Earnings at Jarden Corporation’s Outdoor Segment rose dramatically on a nearly 17% increase in sales in the fourth quarter and year ended Dec. 31, 2010 as charges related to acquisitions fell off dramatically.

 

Net sales for the Outdoor Segment reached $604.0 million during the quarter, up 16.8% from the fourth quarter of 2009. Organic growth was 13% for the period, (excluding a $7 million foreign currency exchange impact), led by winter sports brands K2, Marker, and Volkl due primarily to new product introductions, strong retail listings, and improved market conditions including good early snow conditions.

 

During a conference call with analysts, JAH management said ell-through was strong, also pointing to strong sales for next winter. Jarden also owns the Abu Garcia, Coleman, Penn, Rawlings, Stearns, Zoot and other outdoor and team sporting goods brands. Aero, a maker of inflatable mattresses acquired by The Coleman Company in October, contributed approximately $28 million in sales in the quarter.


Executives said the strong sales growth reflects increased confidence and spending among employed consumers more than any big gains in market share.


“We view winter sports sales as a good barometer for consumer confidence as mid-range skis retail from around $500 and performance there was exceptionally strong, producing both record sales and EBITDA,” said company President and COO Jim Lillie. “In technical apparel, Marmot continued to execute against its aggressive growth strategy outlined to investors last year, growing approximately 30% in the quarter and over 15% for the year.”


Outdoor division segment operating earnings grew nearly seven fold to $22.4 million as reorganization and other integration costs dropped off to $7.4 million from $29.2 million in the fourth quarter of 2009.
For the full year ended Dec. 31, Jarden Outdoor Solutions sales rose 8.9% to $2.52 billion, while operating earnings rose 41.5% to $228.6 million, again because of a sharp fall off in acquisition-related one-time charges. Operating earnings reached 9.1% of net sales in 2010, compared to 7.0% a year earlier, a big step toward the company-wide goal of 15% margins by 2014.   A record number of eligible employees, or 90%, will receive bonuses based on the company’s 2010 performance, said company CFO Ian Ashken. 


Management said the company appears to be on track to expand gross margins by 50-60 basis points as declines in ocean container rates and price increases by Jarden offset rising commodity prices and the company passes through price increases.  They expect companywide organic growth to fall in their 3 to 5 percent target range.

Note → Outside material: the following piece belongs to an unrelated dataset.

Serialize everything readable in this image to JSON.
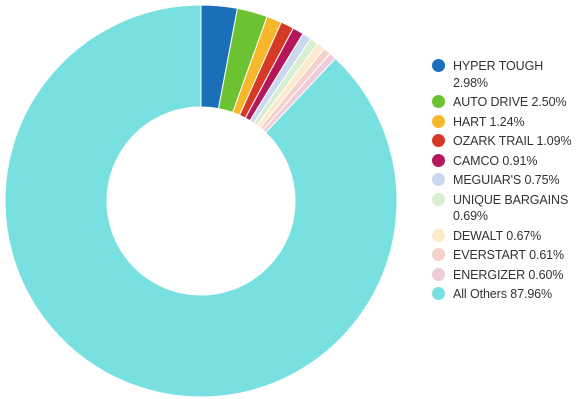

 “The winter sports season remains strong and we're in a low- to no-inventory position in winter sports heading into the U.S. and international trade show, which bodes well for the 2011-2012 season,” Lillie said. “The bookings for Jarden team sports including our Rawlings and Worth baseball and softball brands and our Gate and deBeer lacrosse brands look strong so far. “


Jarden Chairman and CEO Martin Franklin said the company is in no hurry to acquire companies and will instead focus on using its projected $1 billion in free cash flow over the next 3 to 4 years to pay down debt. 


The company ended the year with a total debt-to-equity ratio of 2.89, nearly five times the average for the Yahoo Sporting Goods index.
“We don't need to buy anything to execute our plan, so we have the luxury of not feeling any pressures to make acquisitions, said Franklin.